All of this may sound intimidating but it’s important to understand that addiction is not an incurable disease. Even so, after reaching a state of sobriety, addictive tendencies and cravings may still linger, maybe even for the duration of the addicted person’s life.
That’s why it’s critical for anyone seeking recovery from addiction that the distinction between the terms “cured” and “sober” be identified early in the recovery process. Recovery is not a destination; there is no definitive cure that ends the burdens of addiction once-and-for-all. Rather, recovery is a journey to maintain sobriety, and one that often lasts a lifetime.
This can often be discouraging for heroin addicts, as experts estimate that nearly 80% of heroin users who attempt recovery will ultimately relapse and slip into addiction once again. For many heroin addicts, the association of relapse with failure is where they begin to lose hope and truly believe that recovery is too far out of reach. After their first relapse, many heroin addicts believe that they’ve simply become so entrenched in drug dependency that their chances for overcoming addiction are slim to none. But this couldn’t be farther from the truth.
Heroin addiction is a multidimensional disease, and one that consumes many areas of an addicted person’s life. This can make recovery efforts for this particular drug extremely difficult, though not impossible. Successfully reaching and sustaining sobriety will require a combination of willpower and persistence, as well as the right clinical treatment program and a solid support system to hold them accountable to healthy lifestyle choices.

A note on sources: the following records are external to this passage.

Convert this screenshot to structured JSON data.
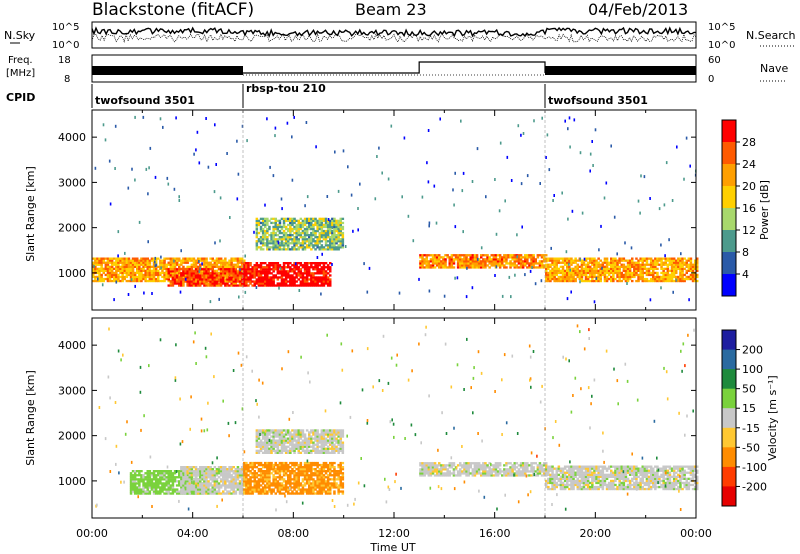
{
  "header": {
    "title": "Blackstone (fitACF)",
    "beam": "Beam 23",
    "date": "04/Feb/2013"
  },
  "noise_panel": {
    "left_label": "N.Sky",
    "right_label": "N.Search",
    "left_ticks": [
      "10^5",
      "10^0"
    ],
    "right_ticks": [
      "10^5",
      "10^0"
    ]
  },
  "freq_panel": {
    "left_label_1": "Freq.",
    "left_label_2": "[MHz]",
    "right_label": "Nave",
    "left_ticks": [
      "18",
      "8"
    ],
    "right_ticks": [
      "60",
      "0"
    ]
  },
  "cpid": {
    "label": "CPID",
    "segments": [
      {
        "name": "twofsound 3501",
        "start_hour": 0,
        "end_hour": 6
      },
      {
        "name": "rbsp-tou 210",
        "start_hour": 6,
        "end_hour": 18
      },
      {
        "name": "twofsound 3501",
        "start_hour": 18,
        "end_hour": 24
      }
    ]
  },
  "power_panel": {
    "ylabel": "Slant Range [km]",
    "cbar_label": "Power [dB]",
    "cbar_ticks": [
      "28",
      "24",
      "20",
      "16",
      "12",
      "8",
      "4"
    ],
    "cbar_colors": [
      "#ff0000",
      "#ff5a00",
      "#ff9f00",
      "#ffd000",
      "#a8d86c",
      "#4c9a8c",
      "#2a5aa8",
      "#0000ff"
    ]
  },
  "velocity_panel": {
    "ylabel": "Slant Range [km]",
    "cbar_label": "Velocity [m s⁻¹]",
    "cbar_ticks": [
      "200",
      "100",
      "50",
      "15",
      "-15",
      "-50",
      "-100",
      "-200"
    ],
    "cbar_colors": [
      "#1e1ea0",
      "#2a6aa0",
      "#1e8a3c",
      "#7ad23c",
      "#c8c8c8",
      "#ffc832",
      "#ff8c00",
      "#ff3c00",
      "#e60000"
    ]
  },
  "x_axis": {
    "label": "Time UT",
    "ticks": [
      "00:00",
      "04:00",
      "08:00",
      "12:00",
      "16:00",
      "20:00",
      "00:00"
    ]
  },
  "chart_data": [
    {
      "type": "heatmap",
      "panel": "power",
      "xlabel": "",
      "ylabel": "Slant Range [km]",
      "xlim": [
        0,
        24
      ],
      "ylim": [
        180,
        4600
      ],
      "yticks": [
        1000,
        2000,
        3000,
        4000
      ],
      "colorbar_label": "Power [dB]",
      "colorbar_range": [
        0,
        30
      ],
      "colorbar_ticks": [
        4,
        8,
        12,
        16,
        20,
        24,
        28
      ],
      "regions": [
        {
          "t0": 0,
          "t1": 6,
          "r0": 800,
          "r1": 1300,
          "level": 20
        },
        {
          "t0": 3,
          "t1": 6,
          "r0": 700,
          "r1": 1100,
          "level": 26
        },
        {
          "t0": 6,
          "t1": 9.5,
          "r0": 700,
          "r1": 1200,
          "level": 29
        },
        {
          "t0": 6.5,
          "t1": 10,
          "r0": 1500,
          "r1": 2200,
          "level": 12
        },
        {
          "t0": 13,
          "t1": 18,
          "r0": 1100,
          "r1": 1400,
          "level": 22
        },
        {
          "t0": 18,
          "t1": 24,
          "r0": 800,
          "r1": 1300,
          "level": 20
        }
      ]
    },
    {
      "type": "heatmap",
      "panel": "velocity",
      "xlabel": "Time UT",
      "ylabel": "Slant Range [km]",
      "xlim": [
        0,
        24
      ],
      "ylim": [
        180,
        4600
      ],
      "yticks": [
        1000,
        2000,
        3000,
        4000
      ],
      "colorbar_label": "Velocity [m s⁻¹]",
      "colorbar_ticks": [
        200,
        100,
        50,
        15,
        -15,
        -50,
        -100,
        -200
      ],
      "regions": [
        {
          "t0": 1.5,
          "t1": 4.5,
          "r0": 700,
          "r1": 1200,
          "velocity": 30
        },
        {
          "t0": 3.5,
          "t1": 6,
          "r0": 700,
          "r1": 1300,
          "velocity": 0
        },
        {
          "t0": 6,
          "t1": 10,
          "r0": 700,
          "r1": 1400,
          "velocity": -60
        },
        {
          "t0": 6.5,
          "t1": 10,
          "r0": 1600,
          "r1": 2100,
          "velocity": 0
        },
        {
          "t0": 13,
          "t1": 18,
          "r0": 1100,
          "r1": 1400,
          "velocity": 0
        },
        {
          "t0": 18,
          "t1": 24,
          "r0": 800,
          "r1": 1300,
          "velocity": 0
        }
      ]
    }
  ]
}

First and foremost, the heroin addict must want to become sober. Because heavy opioid use embeds itself so deeply within the brain, there needs to be a genuine desire to change unhealthy habits. In most cases, recovery isn’t simply a process of detox and medically supervised withdrawal, it’s a complete lifestyle transformation, which requires a lifelong commitment to a healthy lifestyle.

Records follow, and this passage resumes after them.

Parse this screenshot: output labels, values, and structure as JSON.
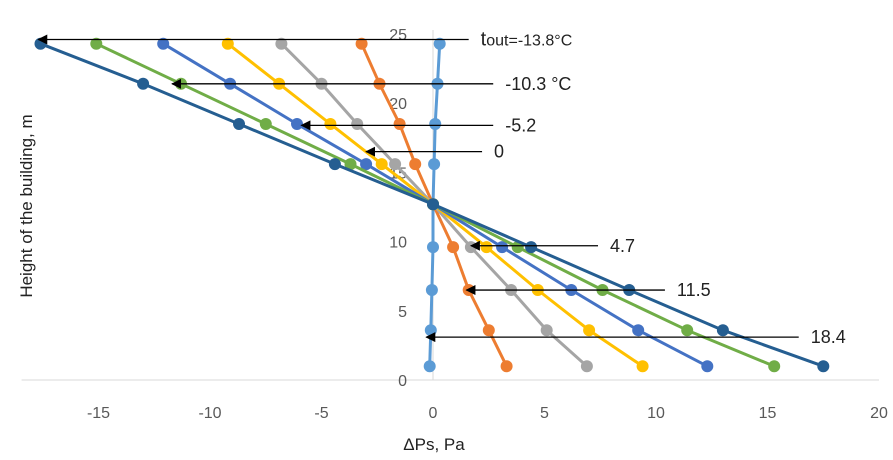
{
  "chart_data": {
    "type": "line",
    "xlabel": "ΔPs, Pa",
    "ylabel": "Height of the building, m",
    "xlim": [
      -18,
      20
    ],
    "ylim": [
      0,
      25
    ],
    "xticks": [
      -15,
      -10,
      -5,
      0,
      5,
      10,
      15,
      20
    ],
    "xtick_labels": [
      "-15",
      "-10",
      "-5",
      "0",
      "5",
      "10",
      "15",
      "20"
    ],
    "yticks": [
      0,
      5,
      10,
      15,
      20,
      25
    ],
    "ytick_labels": [
      "0",
      "5",
      "10",
      "15",
      "20",
      "25"
    ],
    "grid": false,
    "series": [
      {
        "color": "#5B9BD5",
        "points": [
          [
            0.3,
            24.3
          ],
          [
            0.2,
            21.4
          ],
          [
            0.1,
            18.5
          ],
          [
            0.05,
            15.6
          ],
          [
            0,
            12.7
          ],
          [
            0,
            9.6
          ],
          [
            -0.05,
            6.5
          ],
          [
            -0.1,
            3.6
          ],
          [
            -0.15,
            1.0
          ]
        ]
      },
      {
        "color": "#ED7D31",
        "points": [
          [
            -3.2,
            24.3
          ],
          [
            -2.4,
            21.4
          ],
          [
            -1.5,
            18.5
          ],
          [
            -0.8,
            15.6
          ],
          [
            0,
            12.7
          ],
          [
            0.9,
            9.6
          ],
          [
            1.6,
            6.5
          ],
          [
            2.5,
            3.6
          ],
          [
            3.3,
            1.0
          ]
        ]
      },
      {
        "color": "#A5A5A5",
        "points": [
          [
            -6.8,
            24.3
          ],
          [
            -5.0,
            21.4
          ],
          [
            -3.4,
            18.5
          ],
          [
            -1.7,
            15.6
          ],
          [
            0,
            12.7
          ],
          [
            1.7,
            9.6
          ],
          [
            3.5,
            6.5
          ],
          [
            5.1,
            3.6
          ],
          [
            6.9,
            1.0
          ]
        ]
      },
      {
        "color": "#FFC000",
        "points": [
          [
            -9.2,
            24.3
          ],
          [
            -6.9,
            21.4
          ],
          [
            -4.6,
            18.5
          ],
          [
            -2.3,
            15.6
          ],
          [
            0,
            12.7
          ],
          [
            2.4,
            9.6
          ],
          [
            4.7,
            6.5
          ],
          [
            7.0,
            3.6
          ],
          [
            9.4,
            1.0
          ]
        ]
      },
      {
        "color": "#4472C4",
        "points": [
          [
            -12.1,
            24.3
          ],
          [
            -9.1,
            21.4
          ],
          [
            -6.1,
            18.5
          ],
          [
            -3.0,
            15.6
          ],
          [
            0,
            12.7
          ],
          [
            3.1,
            9.6
          ],
          [
            6.2,
            6.5
          ],
          [
            9.2,
            3.6
          ],
          [
            12.3,
            1.0
          ]
        ]
      },
      {
        "color": "#70AD47",
        "points": [
          [
            -15.1,
            24.3
          ],
          [
            -11.3,
            21.4
          ],
          [
            -7.5,
            18.5
          ],
          [
            -3.7,
            15.6
          ],
          [
            0,
            12.7
          ],
          [
            3.8,
            9.6
          ],
          [
            7.6,
            6.5
          ],
          [
            11.4,
            3.6
          ],
          [
            15.3,
            1.0
          ]
        ]
      },
      {
        "color": "#255E91",
        "points": [
          [
            -17.6,
            24.3
          ],
          [
            -13.0,
            21.4
          ],
          [
            -8.7,
            18.5
          ],
          [
            -4.4,
            15.6
          ],
          [
            0,
            12.7
          ],
          [
            4.4,
            9.6
          ],
          [
            8.8,
            6.5
          ],
          [
            13.0,
            3.6
          ],
          [
            17.5,
            1.0
          ]
        ]
      }
    ],
    "annotations": [
      {
        "label_prefix": "t",
        "label_rest": "out=-13.8°C",
        "arrow_from": [
          1.6,
          24.6
        ],
        "arrow_to": [
          -17.7,
          24.6
        ]
      },
      {
        "label": "-10.3 °C",
        "arrow_from": [
          2.7,
          21.4
        ],
        "arrow_to": [
          -11.7,
          21.4
        ]
      },
      {
        "label": "-5.2",
        "arrow_from": [
          2.7,
          18.4
        ],
        "arrow_to": [
          -5.9,
          18.4
        ]
      },
      {
        "label": "0",
        "arrow_from": [
          2.2,
          16.5
        ],
        "arrow_to": [
          -3.0,
          16.5
        ]
      },
      {
        "label": "4.7",
        "arrow_from": [
          7.4,
          9.7
        ],
        "arrow_to": [
          1.7,
          9.7
        ]
      },
      {
        "label": "11.5",
        "arrow_from": [
          10.4,
          6.5
        ],
        "arrow_to": [
          1.5,
          6.5
        ]
      },
      {
        "label": "18.4",
        "arrow_from": [
          16.4,
          3.1
        ],
        "arrow_to": [
          -0.3,
          3.1
        ]
      }
    ]
  }
}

For most heroin addicts, successful recovery will require an inpatient treatment program. Treatment for heroin addiction should include comprehensive cognitive behavioral therapies to address the factors that influenced the choice to begin using heroin in the first place. Understanding the root cause of the addiction can help avoid triggers in the future, and by recognizing these in day-to-day life, it becomes easier to implement healthy coping mechanisms, rather than defaulting to drug use. Treatment programs that offer individual, group, and family therapies increase the likelihood of sustained sobriety after transitioning out of the treatment facility.
After leaving full-time treatment, lifelong sobriety will depend on an individual’s effort to continue to attend individual and group therapy sessions, as well as lean heavily on a support system to hold them accountable to a healthy lifestyle. Relapse often occurs when a recovering addict becomes comfortable and confident that they can remain sober on their own. This is why maintaining sobriety is considered to be a lifelong commitment. Triggers will always be there, and will often impact a recovering heroin addict throughout their entire life, which is why continued sobriety will be the result of leveraging support resources on a regular basis.

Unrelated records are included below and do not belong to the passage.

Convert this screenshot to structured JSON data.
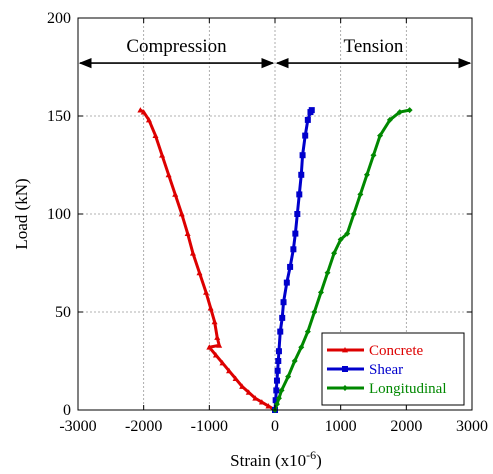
{
  "chart_data": {
    "type": "line",
    "title": "",
    "xlabel": "Strain (x10",
    "xlabel_superscript": "-6",
    "xlabel_suffix": ")",
    "ylabel": "Load (kN)",
    "xlim": [
      -3000,
      3000
    ],
    "ylim": [
      0,
      200
    ],
    "xticks": [
      -3000,
      -2000,
      -1000,
      0,
      1000,
      2000,
      3000
    ],
    "yticks": [
      0,
      50,
      100,
      150,
      200
    ],
    "grid": true,
    "legend_position": "bottom-right",
    "annotations": [
      {
        "text": "Compression",
        "arrow_from_x": -3000,
        "arrow_to_x": 0,
        "y": 177
      },
      {
        "text": "Tension",
        "arrow_from_x": 0,
        "arrow_to_x": 3000,
        "y": 177
      }
    ],
    "series": [
      {
        "name": "Concrete",
        "color": "#dd0000",
        "marker": "triangle",
        "points": [
          [
            0,
            0
          ],
          [
            -100,
            2
          ],
          [
            -200,
            4
          ],
          [
            -300,
            6
          ],
          [
            -400,
            9
          ],
          [
            -500,
            12
          ],
          [
            -600,
            16
          ],
          [
            -700,
            20
          ],
          [
            -800,
            24
          ],
          [
            -900,
            28
          ],
          [
            -1000,
            32
          ],
          [
            -850,
            33
          ],
          [
            -880,
            37
          ],
          [
            -920,
            45
          ],
          [
            -980,
            52
          ],
          [
            -1050,
            60
          ],
          [
            -1150,
            70
          ],
          [
            -1250,
            80
          ],
          [
            -1330,
            90
          ],
          [
            -1420,
            100
          ],
          [
            -1520,
            110
          ],
          [
            -1620,
            120
          ],
          [
            -1720,
            130
          ],
          [
            -1820,
            140
          ],
          [
            -1920,
            148
          ],
          [
            -2000,
            152
          ],
          [
            -2050,
            153
          ]
        ]
      },
      {
        "name": "Shear",
        "color": "#0000cc",
        "marker": "square",
        "points": [
          [
            0,
            0
          ],
          [
            10,
            5
          ],
          [
            20,
            10
          ],
          [
            30,
            15
          ],
          [
            40,
            20
          ],
          [
            50,
            25
          ],
          [
            60,
            30
          ],
          [
            80,
            40
          ],
          [
            110,
            47
          ],
          [
            130,
            55
          ],
          [
            180,
            65
          ],
          [
            230,
            73
          ],
          [
            280,
            82
          ],
          [
            310,
            90
          ],
          [
            340,
            100
          ],
          [
            370,
            110
          ],
          [
            400,
            120
          ],
          [
            420,
            130
          ],
          [
            460,
            140
          ],
          [
            500,
            148
          ],
          [
            540,
            152
          ],
          [
            560,
            153
          ]
        ]
      },
      {
        "name": "Longitudinal",
        "color": "#008800",
        "marker": "diamond",
        "points": [
          [
            0,
            0
          ],
          [
            30,
            3
          ],
          [
            60,
            6
          ],
          [
            100,
            10
          ],
          [
            200,
            17
          ],
          [
            300,
            25
          ],
          [
            400,
            32
          ],
          [
            500,
            40
          ],
          [
            600,
            50
          ],
          [
            700,
            60
          ],
          [
            800,
            70
          ],
          [
            900,
            80
          ],
          [
            1000,
            87
          ],
          [
            1100,
            90
          ],
          [
            1200,
            100
          ],
          [
            1300,
            110
          ],
          [
            1400,
            120
          ],
          [
            1500,
            130
          ],
          [
            1600,
            140
          ],
          [
            1750,
            148
          ],
          [
            1900,
            152
          ],
          [
            2050,
            153
          ]
        ]
      }
    ]
  }
}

While experts believe heroin recovery is often successful for only 20% of addicts, the numbers alone should not discourage heroin users from seeking treatment. Overcoming heroin addiction takes courage, strength and commitment, as well as the appropriate resources and support pillars. Remember that relapse is a common occurrence, but should not be mistaken as failure. For heroin addicts, recovery is well within reach, and sobriety is far from impossible.